Years later, Urick recalled hitting a home run off Musial. “I’ve never had much trouble hitting him,” he told Journal sports editor Tom Mercy in 1953. (Urick probably helped change baseball history. Musial eventually moved to the outfield and became a Major League Hall of Famer with the St. Louis Cardinals after collecting 3,630 hits in his career.

Urick ended the 1938 season with a .355 average and led the Beckley Bengals to the play off championship. The following year he hit .360 for the Ashland Colonels, and on opening day, 1940, he belted a two out two run homer in the ninth inning to give the Blueridge Blue Grays a one run victory over the Welch Miners.

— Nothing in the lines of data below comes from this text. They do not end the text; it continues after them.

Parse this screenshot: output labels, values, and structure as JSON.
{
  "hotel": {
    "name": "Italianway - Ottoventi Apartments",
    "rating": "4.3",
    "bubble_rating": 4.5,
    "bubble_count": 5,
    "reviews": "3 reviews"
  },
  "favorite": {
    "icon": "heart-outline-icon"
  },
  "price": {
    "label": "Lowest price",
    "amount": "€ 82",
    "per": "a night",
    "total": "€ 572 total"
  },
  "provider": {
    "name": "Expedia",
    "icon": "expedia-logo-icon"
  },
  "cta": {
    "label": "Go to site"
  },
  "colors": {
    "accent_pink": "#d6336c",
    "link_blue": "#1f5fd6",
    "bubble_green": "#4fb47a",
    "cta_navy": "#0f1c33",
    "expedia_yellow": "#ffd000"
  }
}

But 1940 was his last year of pro ball. Despite another strong year at the plate and a promotion to Class C Topeka, Urick did not report to the Western Association Club in 1941. “I’ve been away from home so much I decided to pass it by,” Urick told Maurie Cossman in a 1941 Journal article. “It almost broke my heart not to be playing ball, but there’s no use kidding myself. l haven’t a strong arm and it meant more months away from home. So I figured I’d get out of it before I got to be a minor league tramp.”

Two new loves help make up Urick’s mind. He married Pauline Agnew in December, 1940, and he started playing golf. Urick had been a football quarterback and a basketball guard at Northern, helping the Vikings to state championships in both sports. But his versatility didn’t really become apparent until after his baseball career.

“He had good hands, good eyes, and he could pick up on fundamentals like nothing,” said Al Urick. Six years after he took up golf, Urick led the 1947 City Municipal Courses Tournament by two strokes after an opening-round 73 at Kearsley Lake. He wound up third, eight strokes back, but his ability to master a sport in a short time was becoming legend.

He excelled at bowling, won a croquet tournament the first time he ever played the game and was unbeatable on a pool table. “He ran 85 balls on me one night in our basement,” said Vic. “We’d play five or six hours and all I’d ever do was rack. He had a great touch.”

A serious traffic accident changed Urick’s life at age 31. On Sept. 11, 1947, his car was hit head-on on N. Saginaw Road near Stanley Road. Pauline was among three people killed, and Urick hovered near death for 10 days. Serious head and pelvic injuries kept him hospitalized for five weeks. Four months later, a touching photo in The Journal showed a still-recuperating Urick at home in an easy chair, showing a scrapbook to his motherless boys, 5-year-old Vic and 2-year old Roger. He remarried in 1953 and had two more children, including a son, Kirk, who married Debbie Herzog, daughter of Major League manager Whitey Herzog.

The accident led to a long, steady decline in Urick’s health. He contracted diabetes and lost a leg to the disease in the mid-1970’s. Doctors were considering amputating the other leg when Urick died on March 22, 1978. “He had a terrible time the last 25 years of his life,” said Vic. “We’d play golf and he’d conk out on us after a few holes, go into insulin shock. My brother or I would run up and get him a candy bar to revive him, then play the last five or six holes.”

But even illness and injuries couldn’t diminish Urick’s ability to hit. “We used to say our golf game was ‘hit and drag Steve,’ ” said Al. “He’d go under and we’d have to revive him. And the heat bothered him real bad, too. But, you know, that son of a gun would still out-hit us.”